An AI company set out to fix news deserts. It copied from 53 journalists across 29 outlets and shut down.
Nota, an AI newsroom-tools company, launched 11 local-news sites to demonstrate what its technology could do. Poynter and Axios investigated and found extensive plagiarism: stories that reproduced other reporters' work, quotations, and photos without attribution. A contractor confirmed he took local articles, ran them through Nota's AI tools, and published the generated text under his own byline.
The sites also contained typos, misquotes, missing context, and misleading sentences. Some of Nota's own newsroom clients were among the outlets whose work was reused without permission.

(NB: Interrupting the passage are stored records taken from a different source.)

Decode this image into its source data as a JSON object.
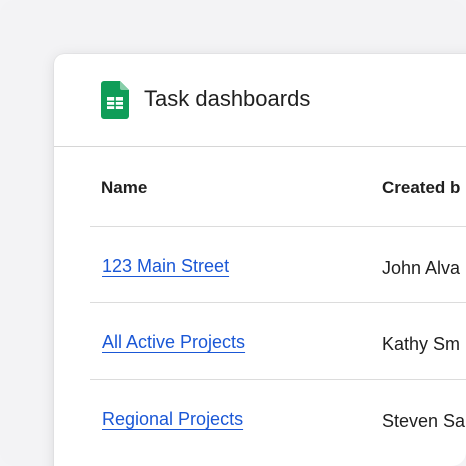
{
  "header": {
    "title": "Task dashboards",
    "icon": "google-sheets-icon"
  },
  "table": {
    "columns": [
      "Name",
      "Created b"
    ],
    "rows": [
      {
        "name": "123 Main Street",
        "created_by": "John Alva"
      },
      {
        "name": "All Active Projects",
        "created_by": "Kathy Sm"
      },
      {
        "name": "Regional Projects",
        "created_by": "Steven Sa"
      }
    ]
  },
  "colors": {
    "link": "#1a57d6",
    "sheets_green": "#0f9d58"
  }
}
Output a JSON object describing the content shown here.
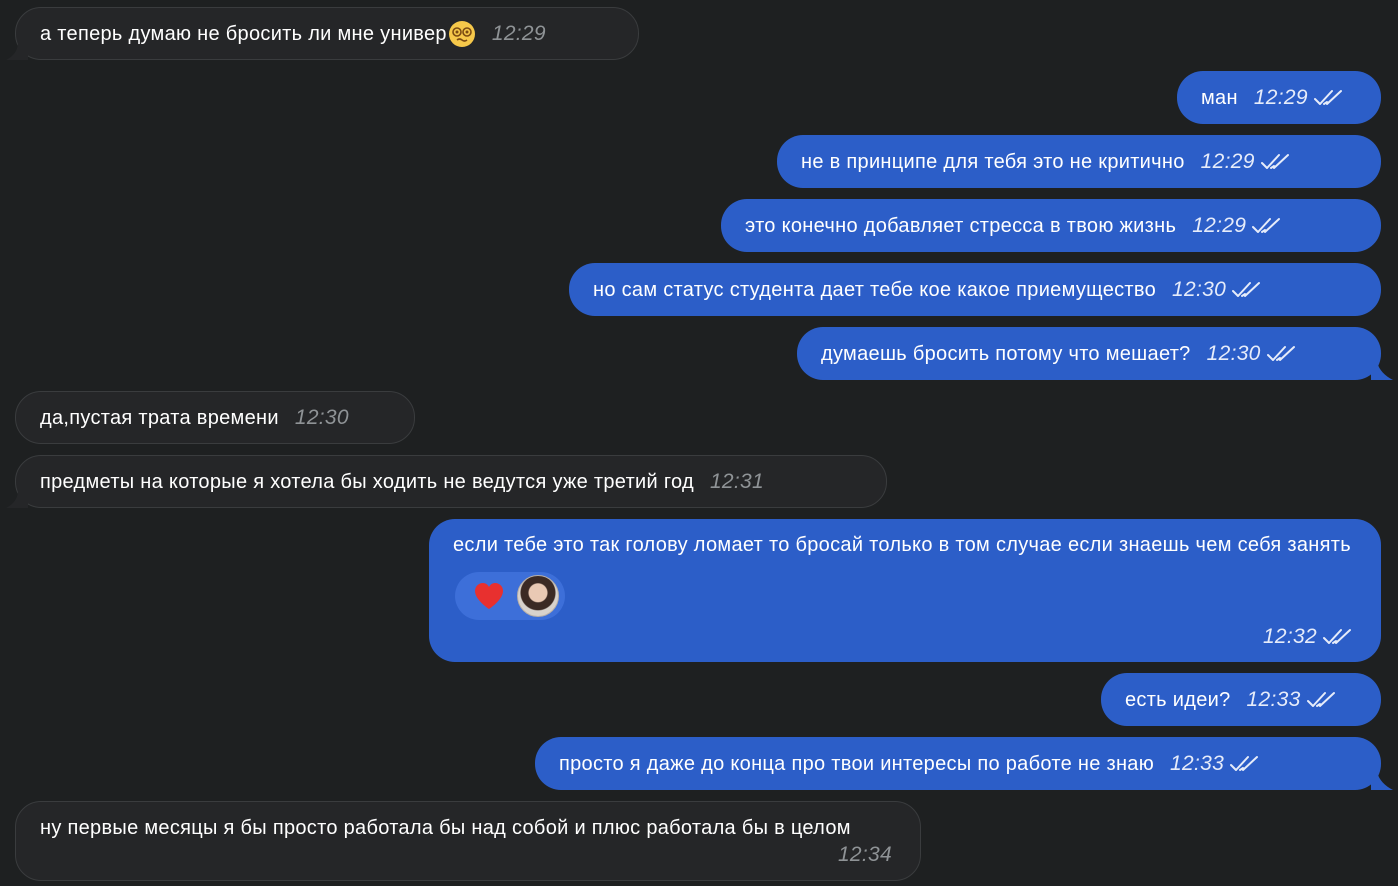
{
  "messages": [
    {
      "dir": "in",
      "text": "а теперь думаю не бросить ли мне универ",
      "emoji": "dizzy-face-emoji",
      "time": "12:29"
    },
    {
      "dir": "out",
      "text": "ман",
      "time": "12:29"
    },
    {
      "dir": "out",
      "text": "не в принципе для тебя это не критично",
      "time": "12:29"
    },
    {
      "dir": "out",
      "text": "это конечно добавляет стресса в твою жизнь",
      "time": "12:29"
    },
    {
      "dir": "out",
      "text": "но сам статус студента дает тебе кое какое приемущество",
      "time": "12:30"
    },
    {
      "dir": "out",
      "text": "думаешь бросить потому что мешает?",
      "time": "12:30"
    },
    {
      "dir": "in",
      "text": "да,пустая трата времени",
      "time": "12:30"
    },
    {
      "dir": "in",
      "text": "предметы на которые я хотела бы ходить не ведутся уже третий год",
      "time": "12:31"
    },
    {
      "dir": "out",
      "text": "если тебе это так голову ломает то бросай только в том случае если знаешь чем себя занять",
      "time": "12:32",
      "reaction": "heart-icon"
    },
    {
      "dir": "out",
      "text": "есть идеи?",
      "time": "12:33"
    },
    {
      "dir": "out",
      "text": "просто я даже до конца про твои интересы по работе не знаю",
      "time": "12:33"
    },
    {
      "dir": "in",
      "text": "ну первые месяцы я бы просто работала бы над собой и плюс работала бы в целом",
      "time": "12:34"
    }
  ],
  "colors": {
    "background": "#1e2021",
    "incoming_bubble": "#252628",
    "outgoing_bubble": "#2c5ec8"
  },
  "icons": [
    "double-check-icon",
    "heart-icon",
    "avatar",
    "dizzy-face-emoji"
  ]
}
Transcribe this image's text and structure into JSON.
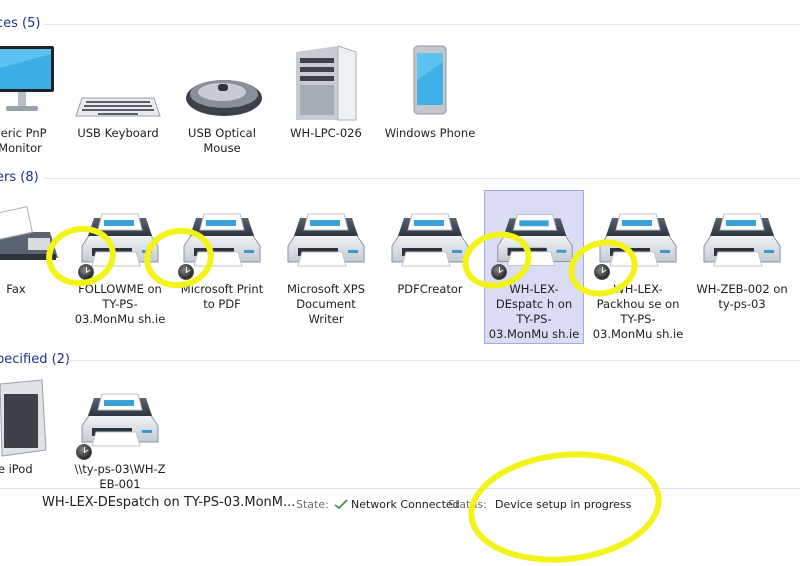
{
  "sections": {
    "devices": "ces (5)",
    "printers": "ers (8)",
    "unspecified": "pecified (2)"
  },
  "devices": [
    {
      "label": "neric PnP Monitor",
      "icon": "monitor-icon"
    },
    {
      "label": "USB Keyboard",
      "icon": "keyboard-icon"
    },
    {
      "label": "USB Optical Mouse",
      "icon": "mouse-icon"
    },
    {
      "label": "WH-LPC-026",
      "icon": "computer-tower-icon"
    },
    {
      "label": "Windows Phone",
      "icon": "phone-icon"
    }
  ],
  "printers": [
    {
      "label": "Fax",
      "icon": "fax-icon"
    },
    {
      "label": "FOLLOWME on TY-PS-03.MonMu sh.ie",
      "icon": "printer-icon"
    },
    {
      "label": "Microsoft Print to PDF",
      "icon": "printer-icon"
    },
    {
      "label": "Microsoft XPS Document Writer",
      "icon": "printer-icon"
    },
    {
      "label": "PDFCreator",
      "icon": "printer-icon"
    },
    {
      "label": "WH-LEX-DEspatc h on TY-PS-03.MonMu sh.ie",
      "icon": "printer-icon"
    },
    {
      "label": "WH-LEX-Packhou se on TY-PS-03.MonMu sh.ie",
      "icon": "printer-icon"
    },
    {
      "label": "WH-ZEB-002 on ty-ps-03",
      "icon": "printer-icon"
    }
  ],
  "unspecified": [
    {
      "label": "ple iPod",
      "icon": "ipod-icon"
    },
    {
      "label": "\\\\ty-ps-03\\WH-Z EB-001",
      "icon": "printer-icon"
    }
  ],
  "details": {
    "name": "WH-LEX-DEspatch on TY-PS-03.MonM...",
    "state_label": "State:",
    "state_value": "Network Connected",
    "status_label": "Status:",
    "status_value": "Device setup in progress"
  },
  "colors": {
    "section_header": "#1e3287",
    "selection": "#dadcf6",
    "highlight": "#f3f31a"
  }
}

This is what AI-as-solution looks like without human verification in the loop. The pitch was supplementing local reporting capacity. The outcome was extracting it. Cheap production without editorial oversight reproduced existing work and passed it off as original — the supply-flood dynamic, but dressed as journalism infrastructure.
Nota shut the sites down after the investigation. The question is whether this is an outlier — one company's failed quality control — or a preview of the structural failure mode when AI tools are deployed faster than editorial supervision can scale.
What would flip the read: a named AI-local-news product surviving 12+ months with demonstrably original reporting, zero plagiarism findings, and verifiable human editorial oversight. Until then, every demo is a demo.